2012 Winefest attracts crowd with eye on buying
“Normally we finish around the third week of October but this year everything is early,” said Janes, moving around the tanks of crushed grapes fermenting in her winery on 32 Road. “I think we might get our last grapes sometime in the next two weeks.”
Pulling the protective cover from a vat of shiraz grapes, she grabbed what looked like a four-foot long stainless steel potato masher and began pushing the dark-red and purple cap of grape skins down into the fermenting wine.
“I have to punch these guys down so don’t get splattered,” she cautioned a visitor stand nearby. Punching down immerses the floating cap, keeping the wine and skins in contact, allowing the wine to extract color and flavors and prevents the cap from drying.
“I have to do this two to three times a day for the next seven to nine days,” Janes said, steadily working her way around the frothing vat until everything was mashed down.
Several winemakers have said visitors to the Colorado Mountain Winefest on Sept. 15 came ready to spend, in contrast to 2011.
“People were in a buying mood and seemed more focused on dry reds, which would have been why Doug (Vogel at Reeder Mesa Winery) did so well,” Janes said.
Two of Doug Vogel’s Reeder Mesa Winery products, the 2009 Cab/Syrah blend and the just-released 2010 Petit Verdot, both of which won silver medals in the Best of Fest wine competition, were being poured in the VIP tent and Vogel said that spurred the sales of those wines.
“Once the buzz started, I sold out and had to go back to the park and bring back an extra 10 to 12 cases,” said Vogel, adding he saw “twice the sales this year” compared to 2011.
Brook Web, co-owner of Mesa Park Vineyards on East Orchard Mesa, said this year her booth ran out of Barn Owl Red, which earlier had won a gold medal at the Mesa County Fair.
“We had to go get more, which is a nice problem to have,” she said.
Over at the Boulder Creek Winery tent, owner Mike Thompson found himself running short of wine late in the day.
“I brought over 50 cases of wine this year, more than what I had last year, and sold out by three,” said Thompson, who also noticed more visitors from out of state, particularly Wyoming and California. “We brought two whites, a blush and three reds and the reds definitely had no problem selling.”
Not all of the buying action was during Winefest.
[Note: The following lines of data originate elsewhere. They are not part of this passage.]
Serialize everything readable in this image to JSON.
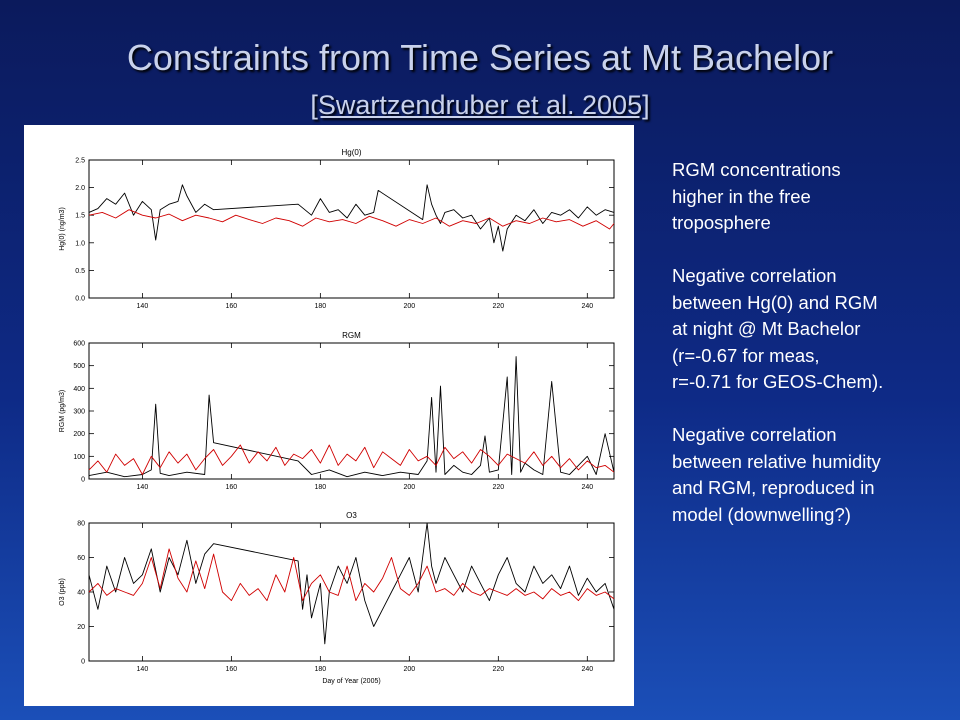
{
  "slide": {
    "title": "Constraints from Time Series at Mt Bachelor",
    "subtitle": "[Swartzendruber et al. 2005]"
  },
  "notes": [
    [
      "RGM concentrations",
      "higher in the free",
      "troposphere"
    ],
    [
      "Negative correlation",
      "between Hg(0) and RGM",
      "at night @ Mt Bachelor",
      "(r=-0.67 for meas,",
      "r=-0.71 for GEOS-Chem)."
    ],
    [
      "Negative correlation",
      "between relative humidity",
      "and RGM, reproduced in",
      "model (downwelling?)"
    ]
  ],
  "colors": {
    "measured": "#000000",
    "model": "#d00000"
  },
  "chart_data": [
    {
      "type": "line",
      "title": "Hg(0)",
      "ylabel": "Hg(0) (ng/m3)",
      "xlabel": "",
      "xlim": [
        128,
        246
      ],
      "ylim": [
        0,
        2.5
      ],
      "xticks": [
        140,
        160,
        180,
        200,
        220,
        240
      ],
      "yticks": [
        0.0,
        0.5,
        1.0,
        1.5,
        2.0,
        2.5
      ],
      "ytick_labels": [
        "0.0",
        "0.5",
        "1.0",
        "1.5",
        "2.0",
        "2.5"
      ],
      "series": [
        {
          "color": "#000000",
          "x": [
            128,
            130,
            132,
            134,
            136,
            138,
            140,
            142,
            143,
            144,
            146,
            148,
            149,
            150,
            152,
            154,
            156,
            175,
            178,
            180,
            182,
            184,
            186,
            188,
            190,
            192,
            193,
            203,
            204,
            205,
            206,
            207,
            208,
            210,
            212,
            214,
            216,
            218,
            219,
            220,
            221,
            222,
            224,
            226,
            228,
            230,
            232,
            234,
            236,
            238,
            240,
            242,
            244,
            246
          ],
          "y": [
            1.55,
            1.62,
            1.8,
            1.7,
            1.9,
            1.5,
            1.75,
            1.6,
            1.05,
            1.6,
            1.7,
            1.75,
            2.05,
            1.85,
            1.55,
            1.7,
            1.6,
            1.7,
            1.5,
            1.8,
            1.55,
            1.6,
            1.45,
            1.7,
            1.5,
            1.55,
            1.95,
            1.42,
            2.05,
            1.7,
            1.5,
            1.35,
            1.55,
            1.6,
            1.45,
            1.5,
            1.25,
            1.45,
            1.0,
            1.3,
            0.85,
            1.25,
            1.5,
            1.4,
            1.6,
            1.35,
            1.55,
            1.5,
            1.6,
            1.45,
            1.65,
            1.5,
            1.6,
            1.55
          ]
        },
        {
          "color": "#d00000",
          "x": [
            128,
            131,
            134,
            137,
            140,
            143,
            146,
            149,
            152,
            155,
            158,
            161,
            164,
            167,
            170,
            173,
            176,
            179,
            182,
            185,
            188,
            191,
            194,
            197,
            200,
            203,
            206,
            209,
            212,
            215,
            218,
            221,
            224,
            227,
            230,
            233,
            236,
            239,
            242,
            245,
            246
          ],
          "y": [
            1.5,
            1.55,
            1.45,
            1.6,
            1.5,
            1.45,
            1.52,
            1.4,
            1.5,
            1.45,
            1.38,
            1.5,
            1.42,
            1.35,
            1.45,
            1.4,
            1.3,
            1.45,
            1.38,
            1.42,
            1.35,
            1.48,
            1.4,
            1.3,
            1.42,
            1.35,
            1.45,
            1.3,
            1.4,
            1.35,
            1.45,
            1.3,
            1.4,
            1.35,
            1.45,
            1.38,
            1.42,
            1.3,
            1.4,
            1.25,
            1.35
          ]
        }
      ]
    },
    {
      "type": "line",
      "title": "RGM",
      "ylabel": "RGM (pg/m3)",
      "xlabel": "",
      "xlim": [
        128,
        246
      ],
      "ylim": [
        0,
        600
      ],
      "xticks": [
        140,
        160,
        180,
        200,
        220,
        240
      ],
      "yticks": [
        0,
        100,
        200,
        300,
        400,
        500,
        600
      ],
      "ytick_labels": [
        "0",
        "100",
        "200",
        "300",
        "400",
        "500",
        "600"
      ],
      "series": [
        {
          "color": "#000000",
          "x": [
            128,
            132,
            136,
            140,
            142,
            143,
            144,
            146,
            150,
            154,
            155,
            156,
            175,
            178,
            182,
            186,
            190,
            194,
            198,
            202,
            204,
            205,
            206,
            207,
            208,
            210,
            212,
            214,
            216,
            217,
            218,
            220,
            222,
            223,
            224,
            225,
            226,
            228,
            230,
            232,
            234,
            236,
            238,
            240,
            242,
            244,
            246
          ],
          "y": [
            15,
            30,
            10,
            20,
            40,
            330,
            25,
            15,
            30,
            20,
            370,
            160,
            80,
            20,
            40,
            10,
            30,
            15,
            30,
            20,
            80,
            360,
            30,
            410,
            20,
            60,
            30,
            20,
            60,
            190,
            30,
            40,
            450,
            20,
            540,
            30,
            70,
            40,
            20,
            430,
            30,
            20,
            60,
            100,
            20,
            200,
            30
          ]
        },
        {
          "color": "#d00000",
          "x": [
            128,
            130,
            132,
            134,
            136,
            138,
            140,
            142,
            144,
            146,
            148,
            150,
            152,
            154,
            156,
            158,
            160,
            162,
            164,
            166,
            168,
            170,
            172,
            174,
            176,
            178,
            180,
            182,
            184,
            186,
            188,
            190,
            192,
            194,
            196,
            198,
            200,
            202,
            204,
            206,
            208,
            210,
            212,
            214,
            216,
            218,
            220,
            222,
            224,
            226,
            228,
            230,
            232,
            234,
            236,
            238,
            240,
            242,
            244,
            246
          ],
          "y": [
            40,
            80,
            30,
            110,
            60,
            90,
            20,
            100,
            50,
            120,
            70,
            110,
            40,
            90,
            130,
            60,
            100,
            150,
            70,
            120,
            80,
            140,
            60,
            110,
            90,
            130,
            70,
            150,
            60,
            110,
            80,
            140,
            50,
            120,
            90,
            60,
            130,
            80,
            100,
            60,
            140,
            90,
            120,
            70,
            130,
            100,
            60,
            110,
            90,
            70,
            120,
            60,
            100,
            50,
            90,
            40,
            80,
            50,
            60,
            30
          ]
        }
      ]
    },
    {
      "type": "line",
      "title": "O3",
      "ylabel": "O3 (ppb)",
      "xlabel": "Day of Year (2005)",
      "xlim": [
        128,
        246
      ],
      "ylim": [
        0,
        80
      ],
      "xticks": [
        140,
        160,
        180,
        200,
        220,
        240
      ],
      "yticks": [
        0,
        20,
        40,
        60,
        80
      ],
      "ytick_labels": [
        "0",
        "20",
        "40",
        "60",
        "80"
      ],
      "series": [
        {
          "color": "#000000",
          "x": [
            128,
            130,
            132,
            134,
            136,
            138,
            140,
            142,
            144,
            146,
            148,
            150,
            152,
            154,
            156,
            175,
            176,
            177,
            178,
            180,
            181,
            182,
            184,
            186,
            188,
            190,
            192,
            194,
            196,
            198,
            200,
            202,
            204,
            205,
            206,
            208,
            210,
            212,
            214,
            216,
            218,
            220,
            222,
            224,
            226,
            228,
            230,
            232,
            234,
            236,
            238,
            240,
            242,
            244,
            246
          ],
          "y": [
            50,
            30,
            55,
            40,
            60,
            45,
            50,
            65,
            40,
            60,
            50,
            70,
            45,
            62,
            68,
            58,
            30,
            50,
            25,
            45,
            10,
            40,
            55,
            45,
            60,
            35,
            20,
            30,
            40,
            50,
            60,
            40,
            80,
            55,
            45,
            60,
            50,
            40,
            55,
            45,
            35,
            50,
            60,
            45,
            40,
            55,
            45,
            50,
            42,
            55,
            38,
            48,
            40,
            45,
            30
          ]
        },
        {
          "color": "#d00000",
          "x": [
            128,
            130,
            132,
            134,
            136,
            138,
            140,
            142,
            144,
            146,
            148,
            150,
            152,
            154,
            156,
            158,
            160,
            162,
            164,
            166,
            168,
            170,
            172,
            174,
            176,
            178,
            180,
            182,
            184,
            186,
            188,
            190,
            192,
            194,
            196,
            198,
            200,
            202,
            204,
            206,
            208,
            210,
            212,
            214,
            216,
            218,
            220,
            222,
            224,
            226,
            228,
            230,
            232,
            234,
            236,
            238,
            240,
            242,
            244,
            246
          ],
          "y": [
            40,
            45,
            38,
            42,
            40,
            38,
            45,
            60,
            42,
            65,
            48,
            40,
            58,
            42,
            62,
            40,
            35,
            45,
            38,
            42,
            35,
            50,
            40,
            60,
            35,
            45,
            50,
            40,
            38,
            55,
            35,
            45,
            40,
            48,
            60,
            42,
            38,
            45,
            55,
            40,
            42,
            38,
            45,
            40,
            38,
            42,
            40,
            38,
            42,
            38,
            40,
            36,
            42,
            38,
            40,
            35,
            42,
            38,
            40,
            36
          ]
        }
      ]
    }
  ]
}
It seems many visitors still prefer to taste at the Winefest and buy at the wineries.
Jenne Baldwin-Eaton, winemaker for Plum Creek Cellars, said they sold less wine this year during Winefest but made up for it in the tasting room. “We’ve been pretty busy today and that’s a good thing,” she said. “We sold more wine last year (during Winefest) but people definitely were in a buying mood on Sunday.”
Jesse Diner at Colterris Winery tasting room on East Orchard Mesa agreed. “We’ve been pretty busy today,” she said, watching as a gaggle of seven bicyclists rode out to resume their late-September jaunt along the Palisade Fruit and Wine Byway. “As long as the weather stays nice, I think we’ll stay busy.”